Some have chosen to blame the Weill family for where Paul Smith’s is now, others have chosen to blame our school’s newest president, Cathy Dove – but those accusations are wrongly placed. The Weill family was part of the PSC community long before this dramatic atrophy began to occur, and President Dove joined us long after it had taken hold. I believe, once the incredible tsunami of emotion has passed, those truths will be known. This outpouring of emotion, I have noticed, is eerily similar to what happens when a family experiences the loss of a loved one. I have seen denial, anger, depression, and guilt. We are not merely talking about thousands of people realizing this place has changed names; this is a grieving process. We are talking about the idea that Paul Smith’s College – in some form – is dead.

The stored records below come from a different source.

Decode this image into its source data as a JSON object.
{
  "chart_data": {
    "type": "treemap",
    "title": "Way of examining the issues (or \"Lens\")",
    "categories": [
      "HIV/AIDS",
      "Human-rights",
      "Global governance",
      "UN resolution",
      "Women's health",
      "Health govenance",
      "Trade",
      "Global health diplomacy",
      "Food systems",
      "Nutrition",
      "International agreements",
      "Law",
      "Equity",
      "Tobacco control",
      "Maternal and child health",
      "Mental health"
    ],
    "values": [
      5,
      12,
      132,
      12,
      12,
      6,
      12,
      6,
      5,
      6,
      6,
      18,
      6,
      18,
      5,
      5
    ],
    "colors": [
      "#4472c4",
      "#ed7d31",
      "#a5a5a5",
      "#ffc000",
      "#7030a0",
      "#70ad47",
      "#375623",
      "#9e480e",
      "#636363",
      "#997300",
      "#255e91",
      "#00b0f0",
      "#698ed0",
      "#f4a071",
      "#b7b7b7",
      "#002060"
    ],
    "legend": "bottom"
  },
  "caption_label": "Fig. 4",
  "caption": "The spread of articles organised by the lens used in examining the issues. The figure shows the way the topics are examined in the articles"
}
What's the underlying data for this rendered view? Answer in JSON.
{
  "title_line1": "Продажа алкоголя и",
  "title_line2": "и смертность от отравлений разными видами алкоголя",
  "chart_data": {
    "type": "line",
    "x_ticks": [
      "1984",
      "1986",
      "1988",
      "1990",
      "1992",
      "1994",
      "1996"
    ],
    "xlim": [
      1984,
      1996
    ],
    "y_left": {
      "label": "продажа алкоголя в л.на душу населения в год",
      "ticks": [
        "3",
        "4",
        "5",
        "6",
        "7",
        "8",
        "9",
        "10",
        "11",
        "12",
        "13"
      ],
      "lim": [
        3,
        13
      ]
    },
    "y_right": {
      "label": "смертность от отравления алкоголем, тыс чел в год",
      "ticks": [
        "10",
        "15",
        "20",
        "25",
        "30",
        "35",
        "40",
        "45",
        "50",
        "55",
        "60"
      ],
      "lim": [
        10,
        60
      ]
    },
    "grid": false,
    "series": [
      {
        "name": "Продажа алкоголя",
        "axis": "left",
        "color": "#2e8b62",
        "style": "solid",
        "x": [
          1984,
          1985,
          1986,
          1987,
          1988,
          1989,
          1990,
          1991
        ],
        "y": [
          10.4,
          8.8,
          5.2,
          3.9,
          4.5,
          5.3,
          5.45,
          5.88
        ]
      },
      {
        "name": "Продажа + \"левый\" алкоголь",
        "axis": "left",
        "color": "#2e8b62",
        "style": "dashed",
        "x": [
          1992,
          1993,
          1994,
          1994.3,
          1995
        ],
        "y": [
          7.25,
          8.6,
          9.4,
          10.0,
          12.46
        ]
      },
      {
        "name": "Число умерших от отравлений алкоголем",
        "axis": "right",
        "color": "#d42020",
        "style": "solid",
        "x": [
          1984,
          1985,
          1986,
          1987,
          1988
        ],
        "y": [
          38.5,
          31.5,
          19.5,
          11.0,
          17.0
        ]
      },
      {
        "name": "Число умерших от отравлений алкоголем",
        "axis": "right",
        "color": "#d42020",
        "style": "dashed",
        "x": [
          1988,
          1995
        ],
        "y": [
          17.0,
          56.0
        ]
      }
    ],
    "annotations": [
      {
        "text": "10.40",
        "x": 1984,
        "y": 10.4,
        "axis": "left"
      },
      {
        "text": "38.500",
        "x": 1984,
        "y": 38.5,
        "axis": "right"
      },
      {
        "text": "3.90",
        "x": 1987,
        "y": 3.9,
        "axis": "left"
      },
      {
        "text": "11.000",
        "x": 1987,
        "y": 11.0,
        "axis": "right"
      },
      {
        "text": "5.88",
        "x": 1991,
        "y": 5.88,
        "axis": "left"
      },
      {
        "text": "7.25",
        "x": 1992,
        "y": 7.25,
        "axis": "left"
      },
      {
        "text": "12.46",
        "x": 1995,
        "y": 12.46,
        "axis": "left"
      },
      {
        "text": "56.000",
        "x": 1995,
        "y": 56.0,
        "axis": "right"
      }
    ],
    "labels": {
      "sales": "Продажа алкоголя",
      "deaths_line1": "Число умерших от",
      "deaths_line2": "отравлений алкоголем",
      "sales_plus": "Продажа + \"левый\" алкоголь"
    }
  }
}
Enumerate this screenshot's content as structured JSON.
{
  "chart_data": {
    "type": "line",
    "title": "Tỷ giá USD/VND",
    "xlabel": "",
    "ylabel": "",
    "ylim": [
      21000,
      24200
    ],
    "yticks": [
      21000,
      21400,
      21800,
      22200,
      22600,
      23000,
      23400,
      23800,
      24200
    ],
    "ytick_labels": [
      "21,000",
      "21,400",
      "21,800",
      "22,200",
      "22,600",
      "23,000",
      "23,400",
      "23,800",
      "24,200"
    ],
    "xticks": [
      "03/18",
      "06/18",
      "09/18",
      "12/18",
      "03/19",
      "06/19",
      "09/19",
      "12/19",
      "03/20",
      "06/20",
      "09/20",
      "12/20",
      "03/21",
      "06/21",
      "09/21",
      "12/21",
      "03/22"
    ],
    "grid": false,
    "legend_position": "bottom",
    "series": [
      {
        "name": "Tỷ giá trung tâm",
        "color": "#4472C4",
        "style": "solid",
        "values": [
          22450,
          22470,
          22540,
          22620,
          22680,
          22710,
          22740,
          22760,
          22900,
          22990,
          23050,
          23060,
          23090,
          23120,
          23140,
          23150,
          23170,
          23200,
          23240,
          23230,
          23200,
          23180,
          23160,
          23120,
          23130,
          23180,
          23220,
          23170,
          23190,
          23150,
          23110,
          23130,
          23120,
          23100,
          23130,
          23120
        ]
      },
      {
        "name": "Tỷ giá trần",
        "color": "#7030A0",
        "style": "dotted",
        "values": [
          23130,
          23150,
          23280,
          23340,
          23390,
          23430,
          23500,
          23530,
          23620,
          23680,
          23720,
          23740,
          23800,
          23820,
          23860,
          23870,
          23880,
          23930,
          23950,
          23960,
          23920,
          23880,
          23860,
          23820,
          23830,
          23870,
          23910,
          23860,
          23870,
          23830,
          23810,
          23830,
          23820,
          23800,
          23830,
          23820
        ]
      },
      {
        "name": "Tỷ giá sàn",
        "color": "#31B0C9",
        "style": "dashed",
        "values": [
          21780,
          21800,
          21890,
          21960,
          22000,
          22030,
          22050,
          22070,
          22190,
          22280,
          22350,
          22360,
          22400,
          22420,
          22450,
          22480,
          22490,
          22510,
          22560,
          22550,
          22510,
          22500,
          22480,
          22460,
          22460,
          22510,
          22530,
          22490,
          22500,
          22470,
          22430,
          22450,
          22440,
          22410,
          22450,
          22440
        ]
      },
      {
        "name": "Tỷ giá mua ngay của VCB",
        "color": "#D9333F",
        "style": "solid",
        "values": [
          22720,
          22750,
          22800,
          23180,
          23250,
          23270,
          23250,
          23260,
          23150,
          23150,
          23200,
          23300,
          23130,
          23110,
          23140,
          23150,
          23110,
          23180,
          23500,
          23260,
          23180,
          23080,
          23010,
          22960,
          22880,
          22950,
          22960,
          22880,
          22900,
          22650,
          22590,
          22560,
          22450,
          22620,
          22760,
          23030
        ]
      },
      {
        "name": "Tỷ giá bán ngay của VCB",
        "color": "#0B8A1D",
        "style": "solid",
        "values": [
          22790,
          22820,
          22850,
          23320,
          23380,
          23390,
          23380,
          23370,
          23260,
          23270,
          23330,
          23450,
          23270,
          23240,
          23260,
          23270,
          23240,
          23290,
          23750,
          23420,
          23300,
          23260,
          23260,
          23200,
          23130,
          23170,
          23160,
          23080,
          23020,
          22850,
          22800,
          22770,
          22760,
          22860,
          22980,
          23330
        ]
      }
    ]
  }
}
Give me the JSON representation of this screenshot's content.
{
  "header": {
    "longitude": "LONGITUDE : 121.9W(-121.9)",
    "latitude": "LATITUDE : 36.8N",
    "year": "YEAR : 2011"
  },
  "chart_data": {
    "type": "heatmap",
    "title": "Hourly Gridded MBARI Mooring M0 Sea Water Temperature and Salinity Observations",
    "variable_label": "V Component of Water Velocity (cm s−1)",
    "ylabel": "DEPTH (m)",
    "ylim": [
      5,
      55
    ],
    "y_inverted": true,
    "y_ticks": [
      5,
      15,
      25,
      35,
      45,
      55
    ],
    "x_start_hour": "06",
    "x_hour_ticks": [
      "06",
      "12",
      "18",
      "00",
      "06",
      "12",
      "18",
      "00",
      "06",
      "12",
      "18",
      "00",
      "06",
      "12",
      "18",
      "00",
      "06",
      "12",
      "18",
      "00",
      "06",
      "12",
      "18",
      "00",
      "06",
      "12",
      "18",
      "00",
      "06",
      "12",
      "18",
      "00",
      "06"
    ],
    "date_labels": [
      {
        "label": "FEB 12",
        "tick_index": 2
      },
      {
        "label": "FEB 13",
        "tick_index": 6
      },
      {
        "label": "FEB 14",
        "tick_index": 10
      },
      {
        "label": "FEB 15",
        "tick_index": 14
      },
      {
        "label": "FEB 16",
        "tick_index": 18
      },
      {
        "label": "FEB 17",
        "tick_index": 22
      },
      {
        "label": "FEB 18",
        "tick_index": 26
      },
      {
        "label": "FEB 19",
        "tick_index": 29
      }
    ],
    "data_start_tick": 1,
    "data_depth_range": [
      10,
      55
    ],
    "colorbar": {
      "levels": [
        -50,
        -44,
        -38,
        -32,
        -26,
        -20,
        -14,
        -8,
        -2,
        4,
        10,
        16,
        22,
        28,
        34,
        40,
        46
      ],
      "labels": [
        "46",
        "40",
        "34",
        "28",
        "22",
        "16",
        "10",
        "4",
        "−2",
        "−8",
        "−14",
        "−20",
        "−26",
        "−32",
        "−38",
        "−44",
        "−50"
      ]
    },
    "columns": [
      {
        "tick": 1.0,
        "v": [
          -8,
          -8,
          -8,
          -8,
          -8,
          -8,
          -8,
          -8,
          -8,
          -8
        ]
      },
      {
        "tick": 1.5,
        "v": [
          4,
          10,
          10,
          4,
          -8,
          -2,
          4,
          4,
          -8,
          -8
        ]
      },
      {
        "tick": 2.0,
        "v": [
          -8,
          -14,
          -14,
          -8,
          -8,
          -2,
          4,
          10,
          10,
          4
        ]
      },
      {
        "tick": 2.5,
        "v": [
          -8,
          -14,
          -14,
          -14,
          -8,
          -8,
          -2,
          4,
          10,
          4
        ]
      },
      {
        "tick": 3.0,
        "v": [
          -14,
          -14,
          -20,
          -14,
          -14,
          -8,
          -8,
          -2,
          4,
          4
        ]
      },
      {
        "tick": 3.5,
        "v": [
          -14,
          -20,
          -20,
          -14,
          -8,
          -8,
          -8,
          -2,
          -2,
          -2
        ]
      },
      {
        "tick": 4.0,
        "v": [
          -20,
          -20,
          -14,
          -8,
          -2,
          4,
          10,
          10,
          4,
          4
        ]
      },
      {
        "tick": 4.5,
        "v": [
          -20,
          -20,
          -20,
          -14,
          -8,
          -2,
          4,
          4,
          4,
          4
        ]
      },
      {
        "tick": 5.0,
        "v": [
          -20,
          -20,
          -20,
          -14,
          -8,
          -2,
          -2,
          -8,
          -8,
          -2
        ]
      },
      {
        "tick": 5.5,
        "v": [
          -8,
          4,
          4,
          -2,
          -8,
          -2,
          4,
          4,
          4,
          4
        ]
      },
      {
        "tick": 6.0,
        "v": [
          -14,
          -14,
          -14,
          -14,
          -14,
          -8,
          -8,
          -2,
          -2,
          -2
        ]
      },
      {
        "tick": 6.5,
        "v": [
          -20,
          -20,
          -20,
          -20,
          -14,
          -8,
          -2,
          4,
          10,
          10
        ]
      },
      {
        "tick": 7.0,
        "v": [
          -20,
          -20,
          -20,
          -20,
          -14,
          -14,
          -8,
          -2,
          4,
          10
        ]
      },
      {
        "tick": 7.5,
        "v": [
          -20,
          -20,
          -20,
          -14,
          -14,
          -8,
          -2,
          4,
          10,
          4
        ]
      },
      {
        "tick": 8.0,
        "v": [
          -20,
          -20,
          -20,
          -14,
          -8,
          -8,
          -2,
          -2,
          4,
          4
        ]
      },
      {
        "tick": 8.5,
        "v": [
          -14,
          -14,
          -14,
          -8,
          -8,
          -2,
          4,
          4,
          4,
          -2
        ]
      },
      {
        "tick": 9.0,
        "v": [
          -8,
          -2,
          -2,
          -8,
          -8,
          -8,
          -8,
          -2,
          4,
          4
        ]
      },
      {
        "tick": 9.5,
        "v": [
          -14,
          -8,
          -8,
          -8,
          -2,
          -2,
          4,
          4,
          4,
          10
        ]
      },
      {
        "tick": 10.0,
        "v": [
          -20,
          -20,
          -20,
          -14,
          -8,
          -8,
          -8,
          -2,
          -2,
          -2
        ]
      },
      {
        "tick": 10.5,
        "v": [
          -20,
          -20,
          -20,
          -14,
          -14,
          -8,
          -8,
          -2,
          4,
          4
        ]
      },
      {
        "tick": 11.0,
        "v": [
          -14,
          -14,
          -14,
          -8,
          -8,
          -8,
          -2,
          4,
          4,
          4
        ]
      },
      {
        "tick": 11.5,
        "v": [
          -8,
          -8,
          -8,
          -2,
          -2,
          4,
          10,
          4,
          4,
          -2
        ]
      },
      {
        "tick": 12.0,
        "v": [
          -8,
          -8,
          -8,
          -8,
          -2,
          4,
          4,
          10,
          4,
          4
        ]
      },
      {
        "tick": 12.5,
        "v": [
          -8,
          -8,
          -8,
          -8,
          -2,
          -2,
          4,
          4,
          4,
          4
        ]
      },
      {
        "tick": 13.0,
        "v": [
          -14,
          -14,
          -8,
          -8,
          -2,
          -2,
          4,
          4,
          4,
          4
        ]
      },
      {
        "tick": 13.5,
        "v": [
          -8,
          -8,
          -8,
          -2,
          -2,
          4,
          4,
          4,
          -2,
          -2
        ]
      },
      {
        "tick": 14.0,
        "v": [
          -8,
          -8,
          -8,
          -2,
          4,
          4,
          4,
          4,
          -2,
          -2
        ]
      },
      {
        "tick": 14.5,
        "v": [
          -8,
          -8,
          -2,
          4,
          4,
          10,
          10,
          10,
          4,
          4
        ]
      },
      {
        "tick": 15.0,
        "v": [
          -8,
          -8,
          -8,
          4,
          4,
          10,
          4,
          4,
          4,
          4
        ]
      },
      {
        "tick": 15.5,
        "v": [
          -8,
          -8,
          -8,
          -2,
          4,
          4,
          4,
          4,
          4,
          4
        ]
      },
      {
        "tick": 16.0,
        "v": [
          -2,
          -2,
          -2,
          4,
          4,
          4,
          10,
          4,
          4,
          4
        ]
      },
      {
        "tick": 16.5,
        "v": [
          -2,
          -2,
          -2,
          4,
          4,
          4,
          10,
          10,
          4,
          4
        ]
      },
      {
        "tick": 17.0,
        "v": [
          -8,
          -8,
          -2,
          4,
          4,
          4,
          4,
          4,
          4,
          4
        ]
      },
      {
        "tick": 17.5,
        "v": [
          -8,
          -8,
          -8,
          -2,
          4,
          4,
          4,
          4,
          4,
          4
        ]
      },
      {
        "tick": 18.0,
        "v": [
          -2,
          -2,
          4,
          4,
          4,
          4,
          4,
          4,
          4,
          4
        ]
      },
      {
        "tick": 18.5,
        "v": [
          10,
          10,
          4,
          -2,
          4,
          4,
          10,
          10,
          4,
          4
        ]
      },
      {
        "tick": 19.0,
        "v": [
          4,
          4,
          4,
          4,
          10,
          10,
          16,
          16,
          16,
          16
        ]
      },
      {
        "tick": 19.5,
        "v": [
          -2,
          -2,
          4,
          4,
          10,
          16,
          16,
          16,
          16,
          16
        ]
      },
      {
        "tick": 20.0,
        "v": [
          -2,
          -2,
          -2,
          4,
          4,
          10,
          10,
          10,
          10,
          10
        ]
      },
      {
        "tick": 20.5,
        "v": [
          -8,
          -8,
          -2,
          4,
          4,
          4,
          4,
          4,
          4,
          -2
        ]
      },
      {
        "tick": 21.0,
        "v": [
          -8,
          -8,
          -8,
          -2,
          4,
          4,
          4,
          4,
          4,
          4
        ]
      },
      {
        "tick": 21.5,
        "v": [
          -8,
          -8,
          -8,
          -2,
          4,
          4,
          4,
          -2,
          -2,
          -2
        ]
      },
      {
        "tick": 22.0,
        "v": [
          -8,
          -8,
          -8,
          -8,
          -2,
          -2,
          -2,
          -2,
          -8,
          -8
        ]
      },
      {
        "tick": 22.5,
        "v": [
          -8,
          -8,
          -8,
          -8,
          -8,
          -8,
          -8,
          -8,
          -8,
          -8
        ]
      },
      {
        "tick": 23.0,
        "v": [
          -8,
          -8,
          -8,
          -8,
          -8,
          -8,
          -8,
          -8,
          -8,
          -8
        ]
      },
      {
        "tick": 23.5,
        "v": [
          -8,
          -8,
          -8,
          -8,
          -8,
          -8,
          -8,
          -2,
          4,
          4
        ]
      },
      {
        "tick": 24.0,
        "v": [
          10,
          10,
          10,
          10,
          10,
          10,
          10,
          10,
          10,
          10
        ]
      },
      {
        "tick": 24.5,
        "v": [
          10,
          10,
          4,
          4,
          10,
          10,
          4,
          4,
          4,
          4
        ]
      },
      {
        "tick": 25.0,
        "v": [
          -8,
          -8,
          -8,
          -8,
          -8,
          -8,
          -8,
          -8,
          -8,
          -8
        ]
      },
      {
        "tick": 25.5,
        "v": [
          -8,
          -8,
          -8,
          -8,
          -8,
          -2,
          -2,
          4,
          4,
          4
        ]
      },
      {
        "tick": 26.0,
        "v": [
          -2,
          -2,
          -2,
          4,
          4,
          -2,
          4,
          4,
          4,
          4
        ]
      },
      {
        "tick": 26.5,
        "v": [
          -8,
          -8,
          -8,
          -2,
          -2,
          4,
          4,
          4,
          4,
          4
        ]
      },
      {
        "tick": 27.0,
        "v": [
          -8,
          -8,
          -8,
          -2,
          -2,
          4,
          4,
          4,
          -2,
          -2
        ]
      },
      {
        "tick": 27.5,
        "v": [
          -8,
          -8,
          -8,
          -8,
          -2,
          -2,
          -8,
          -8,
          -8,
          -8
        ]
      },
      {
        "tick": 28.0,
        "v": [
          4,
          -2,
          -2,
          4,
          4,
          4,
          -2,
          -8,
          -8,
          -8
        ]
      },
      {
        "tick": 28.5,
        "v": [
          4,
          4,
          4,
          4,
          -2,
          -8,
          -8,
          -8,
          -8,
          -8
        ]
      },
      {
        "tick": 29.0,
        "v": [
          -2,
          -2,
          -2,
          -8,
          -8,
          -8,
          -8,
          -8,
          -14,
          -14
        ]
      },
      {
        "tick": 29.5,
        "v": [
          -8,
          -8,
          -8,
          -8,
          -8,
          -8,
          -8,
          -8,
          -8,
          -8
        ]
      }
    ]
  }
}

PAUL SMITHS, N.Y., Date Unknown – Paul Smith’s College, the venerable College of the Adirondacks, established in 1946, passed away in the night. The cause of its passage is unknown; it shall be sorely missed, but never forgotten.
Paul Smith’s College was established in the memory and in the spirit of Apollos Smith himself. After rising almost literally from the ashes of the Paul Smith’s Hotel, for nearly 70 years that spirit grew and evolved into something entirely its own. I do not know what it was that began this newest downfall, but what I do know is this: we, the Paul Smith’s Community, who love it so much, let it fall without ever knowing. We were fooled into thinking we possessed an unsinkable ship, and so even as the water poured through the holes and the bow slowly slipped below the waves, we danced on the deck and touted our infallibility. It’s only now that we are discovering we’ve just been kept afloat by an inflatable dingy. We’ve lost the body of our institution: the image of the rugged Adirondacker who takes no heed of his critics; the staunch and righteous crew that never asks for help, because help is never needed. That image, whether it was or was not ever a reality, is gone. Whomever we choose to blame, we cannot get it back, but the spirit of this place is still very much alive. It is alive because we – the students, the alumni, and friends of Paul Smith’s College – are the true legacy of our beloved place, and we still believe in that spirit.
The College of the Adirondacks, in its newest form, has a chance to rise again from the ashes and achieve a greatness it has never known. As Richard Lewis told me, this infusion of capital is “going to be like a springboard” for the college. It is commonly accepted that small, private colleges need a student base of at least 1000 students to survive; PSC has not met that minimum in over half a decade, but perhaps now it will. I have seen the love that the alumni and the local community of Adirondackers have for this place. In recent weeks, I realized exactly how massive, how passionate, and how dedicated the family I joined in 2012 truly is.
I have faith that, very soon, the community will begin the final stage of the grieving process – acceptance. Joan Weill-Paul Smith’s College will now be established in the unique spirit and memory of Paul Smith’s College as it once was. It will be different, for sure – it may not be forever known as Paul Smith’s College – but it will still be the College of the Adirondacks; it will still be a place that is forever loved, forever influential, forever magical, and like the Adirondack mountains themselves, it will be forever wild. It is our responsibility to make sure of that.